Dali, 19 Eylül’de İstanbul’a geliyor
AKBANK olarak her zaman kültür-sanata önem verdiklerini hatırlatan Zafer Kurtul, 60’ıncı yılın en önemli etkinliğinin ise 20’inci yüzyılın en önemli ressamlarından, sürrealizmin öncüsü Dali Sergisi olacağını açıkladı. Salvador Dali’nin toplam 296 eserinin yer alacağı bu sergi 19 Eylül 2008 ile 19 Ocak 2009 tarihleri arasında Sakıp Sabancı Müzesi’nde yapılacak.
Potansiyelimizi kullanırsak dalgayı avantaja dönüştürürüz
ABD’de 25 yıldan sonra tüketim harcamalarının azalmasıyla başlayacak bir küçülmenin diğer ülkelerde de etkisini göstereceğini söyleyen Zafer Kurtul, "Bizim gibi ülkelerin avantajı ise gelişmiş ülkelere göre daha fazla büyüme potansiyelinin olması. Türkiye’nin büyümesi 2008’de yüzde 4.5 civarında olabilir" diye konuştu. Türkiye’de bunu destekleyecek bir çok iyi proje bulunduğunu dile getiren Kurtul, bunun çok iyi değerlendirilmesi halinde dünya piyasalarındaki olumsuzluğun bir avantaja dönüştürülebileceğini savundu. Kurtul, büyümede reformların, ekonomik ve politik istikrarın devamının önemli olduğunu vurguladı. Dünyadaki fonların Türkiye’ye ilgisine ilişkin bir soru üzerine de Kurtul, "Cari açık önemli bir risk. Bundan dolayı Türkiye’de özelleştirmelerinin devamı büyük önem taşıyor" dedi. Kurtul, bu arada mortgage krizinden büyük darbe yiyen Citigroup ile ortaklıklarına ilişkin bir soruna üzerine de, bu ortaklığın uzun vadeli stratejik olduğunu vurguladı.
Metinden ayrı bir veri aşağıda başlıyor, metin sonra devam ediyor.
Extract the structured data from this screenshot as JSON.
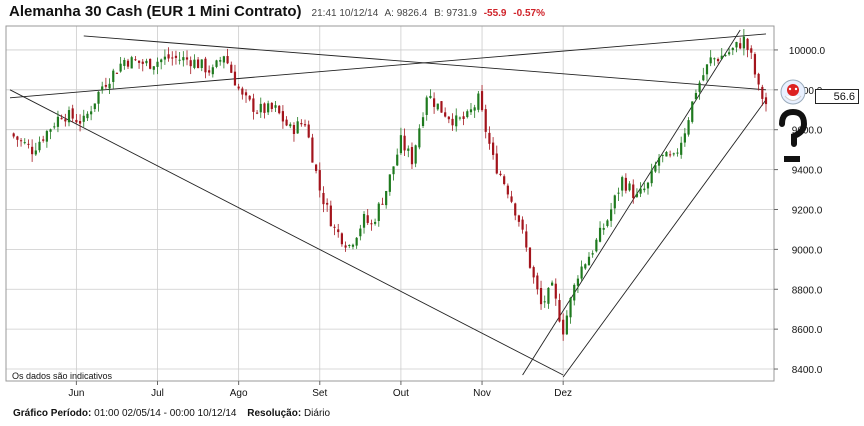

Milli gelir 1 trilyon, kişi başı gelir 13 bin dolar olur
Zafer Kurtul, konuşmasında Türkiye’ye ilişkin 5 yıllık bir öngörüde bulunurken bunları şöyle sıraladı:
Milli gelir 2 katına çıkarak 1 trilyon dolar, kişi başına düşen milli gelir de 13 bin dolara çıkacak.
İhracat 3’e katlanarak 300 milyar dolar seviyesine ulaşacak.
Beklenen gelir artışı ile birlikte hali hazırda yaklaşık 7 milyon kişi olan bankasız nüfus, sektör için ciddi bir potansiyel.
Buna bağlı olarak kredi ve mevduat büyümelerinde önemli artışlar olacağını düşünüyoruz.